Deja agua disponible y no le obligues a comer. Si se esconde y se queda quieto, es una estrategia razonable: respétala. Y no lo dejes solo en una terraza, un jardín o un patio, ni siquiera vallado. Esa es la situación en la que se producen las fugas y las lesiones más graves.
Si la reacción es intensa —temblores incontrolables, jadeo extremo, intentos de romper puertas, orina o heces por miedo—, tienes un problema que necesita plan veterinario, no otro año igual.
El plan con tu veterinario: empieza semanas antes
Un abordaje serio combina modificación de conducta y, cuando está indicado, medicación prescrita. Ninguna de las dos cosas se improvisa la tarde de San Juan: la desensibilización necesita semanas y cualquier fármaco debe pautarse, probarse y ajustarse antes con margen.
Pide cita con tiempo, describe con detalle lo que hace el animal y en qué situaciones, y graba un vídeo si puedes. Es la información que permite distinguir un miedo puntual a los ruidos de un cuadro de ansiedad más amplio, que se trata de otra manera.

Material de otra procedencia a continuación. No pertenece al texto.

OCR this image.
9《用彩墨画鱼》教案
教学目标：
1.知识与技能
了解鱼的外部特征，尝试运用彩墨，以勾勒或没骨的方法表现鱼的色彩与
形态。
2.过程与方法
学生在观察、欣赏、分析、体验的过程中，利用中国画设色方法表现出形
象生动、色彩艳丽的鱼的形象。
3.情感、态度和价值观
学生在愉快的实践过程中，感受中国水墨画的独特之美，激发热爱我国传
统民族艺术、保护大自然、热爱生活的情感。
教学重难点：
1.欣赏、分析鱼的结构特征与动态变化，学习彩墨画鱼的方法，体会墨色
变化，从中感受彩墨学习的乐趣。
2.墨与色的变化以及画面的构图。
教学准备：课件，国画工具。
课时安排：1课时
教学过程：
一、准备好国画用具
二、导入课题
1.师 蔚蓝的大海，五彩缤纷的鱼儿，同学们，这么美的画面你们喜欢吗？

Nunca uses medicación de personas ni sobras de tratamientos anteriores. Varios de los fármacos que la gente tiene en casa son tóxicos para perros y gatos, y otros producen justo el efecto contrario al buscado.
Qué cubre el seguro
Aquí hay una buena noticia poco conocida. Petplan recoge los trastornos de comportamiento entre los gastos veterinarios cubiertos: la consulta y el tratamiento de una alteración de conducta diagnosticada entran dentro de la cobertura, igual que las medicinas prescritas por tu veterinario, con los límites y condiciones de la póliza. Lo que queda fuera es el adiestramiento y los servicios que no son atención veterinaria.

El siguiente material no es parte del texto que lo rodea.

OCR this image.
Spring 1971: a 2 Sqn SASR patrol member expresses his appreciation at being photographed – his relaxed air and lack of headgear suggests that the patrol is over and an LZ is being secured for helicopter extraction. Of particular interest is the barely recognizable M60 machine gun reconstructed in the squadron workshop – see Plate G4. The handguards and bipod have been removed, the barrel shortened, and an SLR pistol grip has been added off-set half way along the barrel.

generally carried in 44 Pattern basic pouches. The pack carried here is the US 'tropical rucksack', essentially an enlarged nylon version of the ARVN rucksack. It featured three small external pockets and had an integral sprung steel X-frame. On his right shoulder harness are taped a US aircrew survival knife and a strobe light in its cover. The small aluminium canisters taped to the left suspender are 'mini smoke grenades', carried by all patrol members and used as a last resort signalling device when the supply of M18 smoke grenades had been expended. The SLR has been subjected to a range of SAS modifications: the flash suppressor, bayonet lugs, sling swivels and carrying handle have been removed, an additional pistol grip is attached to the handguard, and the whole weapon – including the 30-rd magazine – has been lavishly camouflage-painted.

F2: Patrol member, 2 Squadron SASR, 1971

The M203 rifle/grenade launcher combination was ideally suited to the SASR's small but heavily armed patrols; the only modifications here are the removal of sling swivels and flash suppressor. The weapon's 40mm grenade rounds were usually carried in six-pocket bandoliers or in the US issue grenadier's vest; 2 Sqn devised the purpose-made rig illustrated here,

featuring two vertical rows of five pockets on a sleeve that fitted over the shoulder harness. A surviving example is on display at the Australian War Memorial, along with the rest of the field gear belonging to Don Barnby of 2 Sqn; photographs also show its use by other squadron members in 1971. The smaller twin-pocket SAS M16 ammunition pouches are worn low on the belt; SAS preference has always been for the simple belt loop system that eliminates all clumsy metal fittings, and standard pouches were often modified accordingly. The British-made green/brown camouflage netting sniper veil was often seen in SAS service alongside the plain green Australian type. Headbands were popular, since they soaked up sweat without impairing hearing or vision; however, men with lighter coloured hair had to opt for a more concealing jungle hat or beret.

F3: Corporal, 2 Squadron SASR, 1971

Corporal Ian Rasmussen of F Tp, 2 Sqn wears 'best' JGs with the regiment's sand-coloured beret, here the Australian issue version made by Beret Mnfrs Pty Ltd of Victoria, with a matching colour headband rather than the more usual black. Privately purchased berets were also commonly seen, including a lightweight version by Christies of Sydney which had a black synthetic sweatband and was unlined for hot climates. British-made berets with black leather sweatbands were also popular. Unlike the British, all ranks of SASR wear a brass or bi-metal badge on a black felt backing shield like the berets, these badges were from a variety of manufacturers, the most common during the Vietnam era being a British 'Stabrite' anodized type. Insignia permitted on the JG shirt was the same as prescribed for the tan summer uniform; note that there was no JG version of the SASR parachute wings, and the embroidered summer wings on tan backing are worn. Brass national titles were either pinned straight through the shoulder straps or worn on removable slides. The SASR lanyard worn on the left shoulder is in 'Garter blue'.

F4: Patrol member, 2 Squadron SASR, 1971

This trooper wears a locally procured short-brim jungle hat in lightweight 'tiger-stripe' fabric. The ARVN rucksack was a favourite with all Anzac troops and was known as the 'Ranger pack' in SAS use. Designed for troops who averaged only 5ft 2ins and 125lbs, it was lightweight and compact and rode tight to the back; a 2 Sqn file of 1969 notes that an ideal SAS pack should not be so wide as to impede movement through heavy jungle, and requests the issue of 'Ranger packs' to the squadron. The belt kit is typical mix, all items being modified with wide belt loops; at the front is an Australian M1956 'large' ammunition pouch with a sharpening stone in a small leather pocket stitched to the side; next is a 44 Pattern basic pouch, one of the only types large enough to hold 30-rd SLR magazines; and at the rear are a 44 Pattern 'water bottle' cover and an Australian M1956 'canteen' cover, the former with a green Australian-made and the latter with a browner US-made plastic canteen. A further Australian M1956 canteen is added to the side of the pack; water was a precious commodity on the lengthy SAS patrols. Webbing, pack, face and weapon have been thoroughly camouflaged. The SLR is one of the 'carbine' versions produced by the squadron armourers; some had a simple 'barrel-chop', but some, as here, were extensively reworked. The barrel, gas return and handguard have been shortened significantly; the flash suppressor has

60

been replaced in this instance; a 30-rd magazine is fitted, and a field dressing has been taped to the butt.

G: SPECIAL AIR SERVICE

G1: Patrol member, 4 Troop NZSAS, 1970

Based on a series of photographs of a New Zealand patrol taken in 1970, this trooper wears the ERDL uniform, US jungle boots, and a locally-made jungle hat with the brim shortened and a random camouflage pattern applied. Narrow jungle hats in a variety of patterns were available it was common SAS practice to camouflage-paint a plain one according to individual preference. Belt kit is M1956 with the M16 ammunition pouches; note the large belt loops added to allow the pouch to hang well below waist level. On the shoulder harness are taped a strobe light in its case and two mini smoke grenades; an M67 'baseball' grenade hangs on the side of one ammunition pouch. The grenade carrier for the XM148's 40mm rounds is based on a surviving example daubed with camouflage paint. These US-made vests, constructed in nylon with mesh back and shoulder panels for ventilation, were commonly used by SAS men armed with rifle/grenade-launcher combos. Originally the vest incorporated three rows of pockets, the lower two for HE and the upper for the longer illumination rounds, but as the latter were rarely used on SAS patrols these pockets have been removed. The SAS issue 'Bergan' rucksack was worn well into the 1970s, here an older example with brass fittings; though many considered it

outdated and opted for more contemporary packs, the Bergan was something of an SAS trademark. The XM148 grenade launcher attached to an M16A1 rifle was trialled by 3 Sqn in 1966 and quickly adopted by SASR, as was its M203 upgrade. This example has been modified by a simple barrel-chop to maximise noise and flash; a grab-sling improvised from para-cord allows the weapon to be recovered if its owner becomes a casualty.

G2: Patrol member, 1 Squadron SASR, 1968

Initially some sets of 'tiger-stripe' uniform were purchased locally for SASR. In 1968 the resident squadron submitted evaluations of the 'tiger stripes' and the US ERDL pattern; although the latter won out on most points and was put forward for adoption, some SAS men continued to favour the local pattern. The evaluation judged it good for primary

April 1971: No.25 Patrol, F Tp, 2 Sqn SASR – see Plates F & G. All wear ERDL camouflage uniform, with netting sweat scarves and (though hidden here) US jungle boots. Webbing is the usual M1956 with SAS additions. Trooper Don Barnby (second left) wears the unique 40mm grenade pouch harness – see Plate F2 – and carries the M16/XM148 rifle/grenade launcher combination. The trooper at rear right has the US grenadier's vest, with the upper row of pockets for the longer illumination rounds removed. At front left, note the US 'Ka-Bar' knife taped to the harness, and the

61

También entran las consecuencias físicas de una noche mala: una herida al intentar escapar, una fractura, un cuadro digestivo agudo. Con Petplan, el reembolso puede alcanzar el 100% de los gastos cubiertos, con un límite anual de 3.100 € y un copago de 45 € por enfermedad y no por consulta.
Y si el animal llega a perderse, la cobertura de gastos por pérdida o extravío reembolsa la publicidad y los gastos de residencia cuando aparece pero no se te puede entregar de inmediato, hasta 600 € anuales según tus condiciones particulares. No cubre las desapariciones de los primeros 15 días de póliza, así que contratar la víspera de las fiestas no sirve de nada.
La lista de la semana anterior
Comprueba que el microchip está registrado a tu nombre con tu teléfono actual y ponle una chapa identificativa. Revisa cierres de puertas, ventanas, vallas y terraza. Prepara el refugio y deja que lo use unos días antes.
Consulta el calendario de fiestas de tu municipio, que en muchos pueblos incluye varios días seguidos de pirotecnia. Y si el año pasado lo pasó mal, pide cita con el veterinario ahora: llegar con un plan cambia por completo cómo se vive esa noche.